During a brief recess, a couple alders and staff told me they think the mayor plans to run through the entire operating budget tonight. That would be impressive, but it would also mean a late night.
Right now, the council is sinking its teeth into Amendment 25, put forward by Alders Brenda Konkel, Julia Kerr, Marsha Rummel and Brian Solomon to implement a recycling program in city parks. The program would require $50,000 a year to hire a couple of seasonal employees to maintain the recycling containers and buy up some recycling carts to stock in city parks.
Most alders seem to view the amendment favorably, and city Parks Supervisor Kevin Briski and Streets Superintendent Al Schumacher have both spoken out strongly in favor of it. But alders like Joseph Clausius contend adding the program as a budget amendment is the wrong way to go about it, and think it ought to be addressed at a later date.

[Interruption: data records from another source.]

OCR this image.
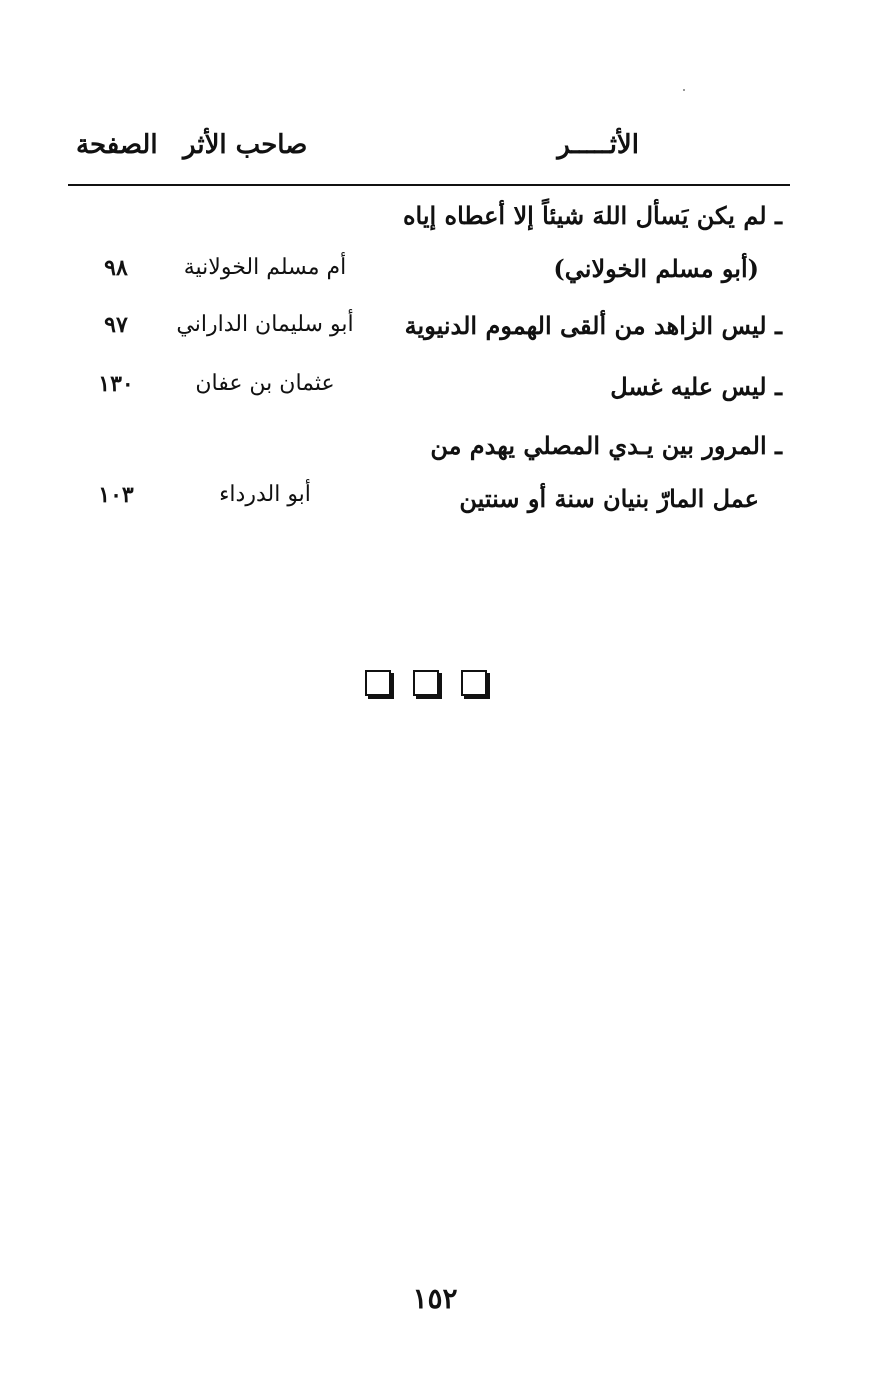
الأثـــــر
صاحب الأثر
الصفحة
ـ لم يكن يَسأل اللهَ شيئاً إلا أعطاه إياه
(أبو مسلم الخولاني)
أم مسلم الخولانية
٩٨
ـ ليس الزاهد من ألقى الهموم الدنيوية
أبو سليمان الداراني
٩٧
ـ ليس عليه غسل
عثمان بن عفان
١٣٠
ـ المرور بين يـدي المصلي يهدم من
عمل المارّ بنيان سنة أو سنتين
أبو الدرداء
١٠٣
١٥٢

In response, Alder Brian Solomon at 9:21 amended the amendment to require the program to pass through the Parks Commission and come back before the City Council before being implemented.
But Mayor Dave Cieslewicz, with his strong record on environmentalism, surprised many in the council by speaking against the recycling program. He said, having spoken with Recycling Coordinator George Dreckman, there is a lot of concern that, too often, people in parks will dump regular trash in with the recycling, causing problems down the line for waste management.
"I think there ought to be a different ethic in our parks," Mayor Cieslewicz said. "I think it ought to be, 'Don't throw it away in our parks, pack it out of our parks.' That's the more environmental ethic."
In an 11-9 vote, the motion passed, meaning Madison will begin to take the steps needed to implement a parks recycling program, hingeing on a future council vote to approve it.
In the council chambers, there are a few eyelids beginning to visibly droop.